Konu says BSP has established its SME Retail division to service the smaller end of the business market.

‘This is traditionally the area that doesn’t necessarily have access to loans and other banking products,’ he says.

‘They are not well catered for. So what BSP did, about four years ago, is make a decision that this is a growth part of the market. We need to have a business model that specifically targets these SMEs.’

PNG SMEs under-served

Konu says potential clients are: traditional sole traders, owner operators, “Mum and Dad operations,” partnerships, and companies that have turnover of less than K3 million. If income exceeds K3 million, they become corporate clients.

Helen Victor, BSP SME customer

Helen Victor, BSP SME customer

‘There are challenges to the traditional model of business banking—they have issues keeping proper financial records,’ says Konu.

‘They probably don’t have robust people management systems. There is hardly any succession planning in a lot of these businesses.

‘It is mainly 100 per cent owner-operated businesses. If something happens to the owner, the business goes down the gurgler.’

‘Our loan product starts from $5,000 kina right up to $250,000 kina.’

Konu says BSP developed a model that would relate to the capacity of PNG small businesses.

‘It allowed us to introduce a lending product that is being accessed by this group now.

‘What we offer is the traditional transaction banking accounts, a debit card, access to internet banking and mobile banking.’

Loan product

‘Most importantly, we offer a loan product to these SMEs that, prior to the introduction of Smart Business (bank accounts), probably wouldn’t have had the opportunity to borrow. Our loan product starts from K5,000 right up to K250,000.

‘The good thing about this Smart Business model is that it is available from all the main branches and the sub-branches based in rural areas.

‘It gives them the opportunity to start building their financial footprint by having a bank account.’

‘What we have done with the loan is we have said: ‘Fine, if you can’t provide a finance statement for us to do a traditional assessment on your capacity to borrow, we will look at your cash flow history.

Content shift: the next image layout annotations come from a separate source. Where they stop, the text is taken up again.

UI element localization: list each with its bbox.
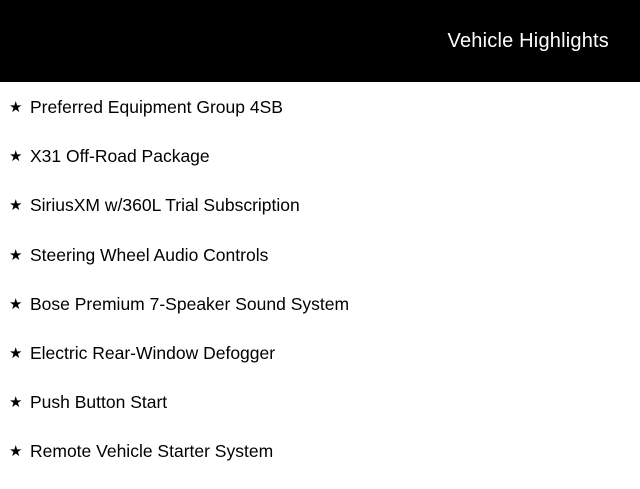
list-item (0, 144, 640, 193)
vehicle-highlights-list (0, 82, 640, 489)
list-item-label: Push Button Start (30, 392, 168, 413)
list-item-label: Steering Wheel Audio Controls (30, 244, 269, 265)
star-bullet-icon: ★ (9, 394, 23, 412)
list-item (0, 193, 640, 242)
page-title: Vehicle Highlights (447, 30, 609, 52)
list-item (0, 292, 640, 341)
star-bullet-icon: ★ (9, 197, 23, 215)
list-item (0, 390, 640, 439)
list-item-label: Remote Vehicle Starter System (30, 441, 274, 462)
list-item (0, 243, 640, 292)
list-item (0, 341, 640, 390)
list-item-label: X31 Off-Road Package (30, 146, 210, 167)
star-bullet-icon: ★ (9, 246, 23, 264)
star-bullet-icon: ★ (9, 344, 23, 362)
star-bullet-icon: ★ (9, 443, 23, 461)
star-bullet-icon: ★ (9, 99, 23, 116)
list-item (0, 95, 640, 144)
star-bullet-icon: ★ (9, 148, 23, 166)
list-item (0, 439, 640, 488)
header-bar (0, 0, 640, 82)
list-item-label: SiriusXM w/360L Trial Subscription (30, 195, 300, 216)
list-item-label: Preferred Equipment Group 4SB (30, 97, 283, 117)
star-bullet-icon: ★ (9, 295, 23, 313)
list-item-label: Electric Rear-Window Defogger (30, 342, 276, 363)
list-item-label: Bose Premium 7-Speaker Sound System (30, 293, 350, 314)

‘That is basically the cash flow that has gone through your bank account.

‘If an average SME wants to borrow, they have got to provide at least 12 months of bank statements which we analyse. That is how we calculate the debt serviceability.

‘It is about giving them that opportunity. But also, prior to that, it gives them the opportunity to start building their financial footprint by having a bank account.’


  1. Elizabeth Dumu says

    Wilson N Worimbangu, as Mr. Konu said, ‘The good thing about this Smart Business model is that it is available from all the main branches and the sub-branches based in rural areas’. So, you may call into your nearest branches for assistance.
    Tiri, I agree with your commendation for BSP, and the points regarding ‘know-how and capital’.
    That said, there are things happening out there in piece meal approaches already which is causing confusion among SMEs and potential SMEs, resulting in some giving up and just living from day to day. For example, while interviewing several farmers, their response to why they did not have a bank account was, “Bai mipela kisim moni wea na putim long account?”.
    Similarly, for the farmers who had an account but did not save, their responses for not saving were, “Pikinini, miplea poret long bank fee ya”, “Mi baim tinpis na rais pinis nau nogat moa moni long save ya”.
    All of these responses mean that they are not ready to walk financially and therefore cannot leave the ‘financial footprint’ which any financial institution would like to see, which Mr. Konu is alluding to.
    This creates a need for collaboration between financial institutions such as BSP, and other stakeholders concerned with improving livelihood initiatives, such as Fresh Produce Development Authority (FPDA), NARI, SBDC, and the like.
    Without the collaboration that is needed, I believe, many potential SME’s are far from taking their first step to even leave that financial foot print which is required to access credit facilities.

  2. Roland says

    Thank you Dennis Nonu. I m currently one of the trainers for the da Tanorama implemented SME Access to Finance Program funded by a World Bank loan with Govt/DCTI input n managed by DCTI. BSP is a partner and the last I heard from Govt. officials was that K150m plus govt funding is available from your section to assist the SME sector. BSP officials have made presentation at this training, the most recent n the 9th training in Wabag (21-29 April). But there is confusion n uncertainty about the availability of this funding n issued surrounding accessibility, particularly in BSP outlets in provincial centres. You may need to clarify this to your officers n to the people. Further to this may I suggest that BSP through your Division develop a product where those who bank there, especially public servants through their salary has a certain percentages deducted towards future SME startup on separation from their work. This product is not to be used for another purpose, certainly not when they r still employed. I suggest this because many of the participants who ate selected for this training ate former employees of the public n private sectors. This I believe is one of the best strategies to increasing the number of SMEs in the country n would easily contribute to meeting the number of Sam’s the Visit 2050 envisions for 2030.;Cheers…

  3. Tiri Kuimbakul says

    BSP must be commended for the pragmatic approach it has taken. A lot of people want to start small businesses but they lack know-how and capital. Most of these people expect banks to provide them with start-up capital but the banks are reluctant because of the experience they have had that the majority of start-ups fail during the first 5 years of operation. So BSP’s approach of allowing SME owners to start with their own money and trade for the first 12 months is the best way forward.

    The other issue is know-how. I have established that most of the businesses that fail in the first 5 years do so mainly because the owners lack basic business skills. If the owners received some form of basic business training, I think that the risk of failure would be significantly reduced, and therefore the potential for success would be greater.

  4. Wilson N Worimbangu says

    I am currently planning to start up a small business so can you prvide me with necesary informations on processes and procedures involve in it?